小倉トーストは、ぜんざいにパンをつけたことがきっかけで生まれたという。店主にあんバターについて聞いてみると…。

喫茶まつばの店主:
(初めて見たとき)「小倉トーストじゃん、名古屋でずっと前からやっているじゃん」って。最近、流行っているって言ってるけど

店主はやはり“似ている”と感じたという。あんとバターをパンで挟むスタイルは、小倉トーストをヒントに生まれたのだろうか。

喫茶まつばの店主:
聞いた話では、青森の吉田ベーカリーが始めたって

青森の吉田ベーカリーがあんバターを開発したという説が浮上した。

70年前、まかないから生まれた「あんバター」

名古屋から遠く離れた青森に、あんバターのルーツがあるのではないか。

真相を確かめるべく、電話で吉田ベーカリーにその発祥について聞くと、店主ははっきり「うちがあんバターの元祖」と断言。その元祖あんバターは、見た目は同じサンドイッチタイプで、小倉トーストにとても似ていた。

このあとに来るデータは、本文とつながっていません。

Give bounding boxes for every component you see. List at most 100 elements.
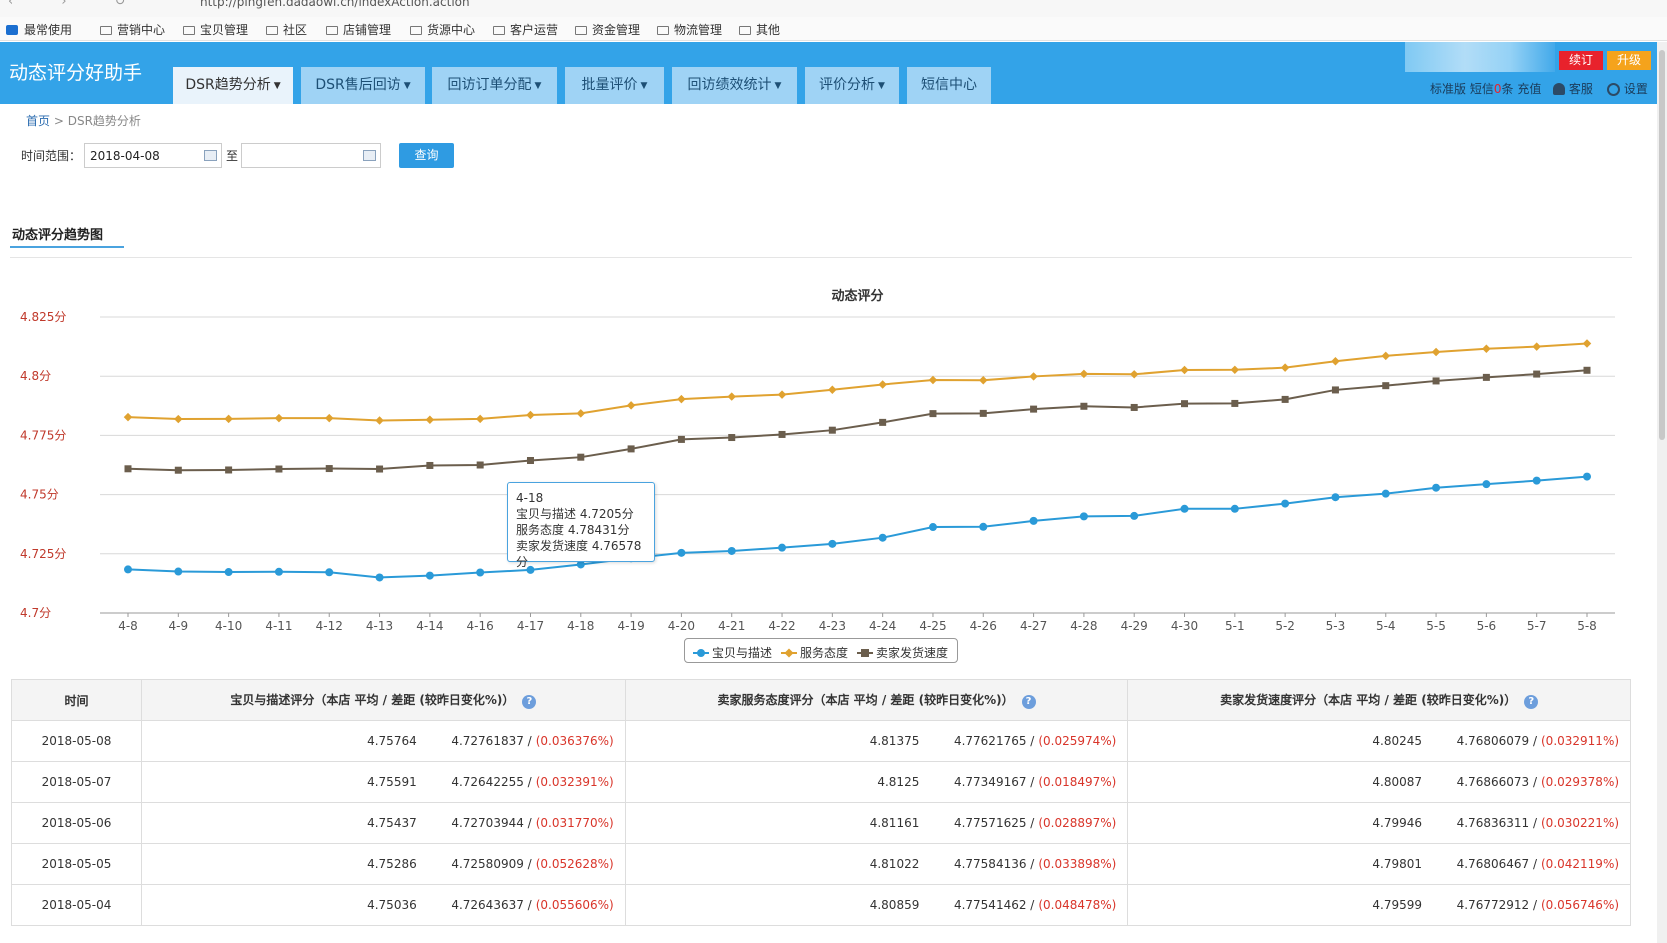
data-point (1482, 373, 1490, 381)
data-point (1130, 511, 1139, 520)
data-point (778, 543, 787, 552)
diamond-marker-icon (781, 648, 797, 658)
data-point (1331, 357, 1340, 366)
bookmark-folder[interactable]: 宝贝管理 (183, 21, 248, 38)
tab-sms-center[interactable]: 短信中心 (907, 67, 991, 104)
table-row: 2018-05-04 4.75036 4.72643637 /(0.055606%)… (11, 884, 1631, 926)
bookmark-most-used[interactable]: 最常使用 (6, 21, 72, 38)
breadcrumb-home[interactable]: 首页 (26, 114, 50, 128)
data-point (1482, 344, 1491, 353)
tab-review-analysis[interactable]: 评价分析 ▼ (805, 67, 899, 104)
data-point (1432, 483, 1441, 492)
address-bar[interactable]: http://pingfen.dadaowl.cn/indexAction.ac… (200, 0, 470, 9)
scrollbar-thumb[interactable] (1659, 50, 1665, 440)
data-point (1030, 405, 1038, 413)
data-point (1230, 504, 1239, 513)
data-point (1381, 351, 1391, 361)
start-date-input[interactable]: 2018-04-08 (84, 143, 222, 168)
user-icon (1553, 83, 1565, 95)
renew-button[interactable]: 续订 (1559, 51, 1603, 70)
x-tick-label: 4-18 (567, 619, 594, 633)
x-tick-label: 5-7 (1527, 619, 1547, 633)
tab-batch-review[interactable]: 批量评价 ▼ (565, 67, 664, 104)
table-row: 2018-05-05 4.75286 4.72580909 /(0.052628%)… (11, 843, 1631, 885)
x-tick-label: 4-21 (718, 619, 745, 633)
gear-icon (1607, 83, 1620, 96)
x-tick-label: 4-22 (768, 619, 795, 633)
data-point (426, 461, 434, 469)
bookmark-folder[interactable]: 店铺管理 (326, 21, 391, 38)
time-range-label: 时间范围： (21, 149, 82, 163)
folder-icon (575, 26, 587, 35)
browser-nav-icons[interactable]: ‹ › ↻ (8, 0, 148, 9)
data-point (1129, 370, 1139, 379)
tab-performance-stats[interactable]: 回访绩效统计 ▼ (672, 67, 797, 104)
legend-item-shipping[interactable]: 卖家发货速度 (857, 644, 948, 661)
cell-date: 2018-05-06 (11, 802, 142, 844)
calendar-icon[interactable] (363, 150, 376, 161)
tab-order-assign[interactable]: 回访订单分配 ▼ (432, 67, 557, 104)
data-point (123, 412, 133, 422)
data-point (475, 414, 485, 424)
x-tick-label: 4-10 (215, 619, 242, 633)
data-point (728, 434, 736, 442)
data-point (1281, 499, 1290, 508)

店主によると、あんバターは昭和30年7月に発売。それ以来、地元では長年ソウルフードとして親しまれてきたという。しかし、小倉トーストが生まれたのは、あんバターの誕生より30年以上も前。あんバターは、小倉トーストの影響を受けていないのだろうか?

吉田ベーカリーの店主:
いや、全くない。ある日、職人さんたちが休憩にパンの耳に色々なモノを塗って食べていた。あんバターを食べた時に「これは今までにない味だ!絶対売れる!」って

実際に店で販売してみると、500メートルの行列ができるほどの人気になったという。

青森のあんバターは、まかないから生まれた青森独自のソウルフードで、小倉トーストとは関係がないことがわかった。

韓国から逆輸入されたあんバターブーム

しかし、これだけ似ている2つのメニューには、何らかの関係があるのではないか。名古屋めし研究家のswindさんに話を聞いた。

名古屋めし研究家 swindさん:
あんバターは完全に小倉トースト。名古屋のコメダの小倉トーストが、全国にあんことバターの組み合わせを浸透させ、非常に大きな影響を与えた

「コメダ珈琲」が今のあんバターブームに深く関わっているという。swindさんによると、コメダ珈琲は2003年頃に全国展開を開始。各地に進出していくことで、小倉トーストの知名度は一気に全国区となったという。その後…。

名古屋めし研究家 swindさん:
(最近のあんバターブームの)出発点は韓国。ちょうどコメダが全国に広まって、韓国の方も観光でたくさん来ている時期。韓国の方がコメダで「こんなおいしいモノあるんだ」と向こうで作った可能性もある

そして韓国では、2017年頃に日本に先駆けてあんバターブームに。その際、コメダの小倉トーストが参考にされたとswindさんは話す。

名古屋めし研究家 swindさん:
韓国のあんバターブームが日本にやってきたのは間違いない。あんこのバターの組み合わせは、すでにコメダによって広く受け入れられるようになっているので、非常に簡単に浸透していく

あんバターが小倉トーストの影響を受けて誕生したのかを調べた結果、コメダ珈琲の小倉トーストに影響を受けて2017年頃に韓国で発生したあんバターブームが逆輸入され、今のあんバター人気となっていることがわかった。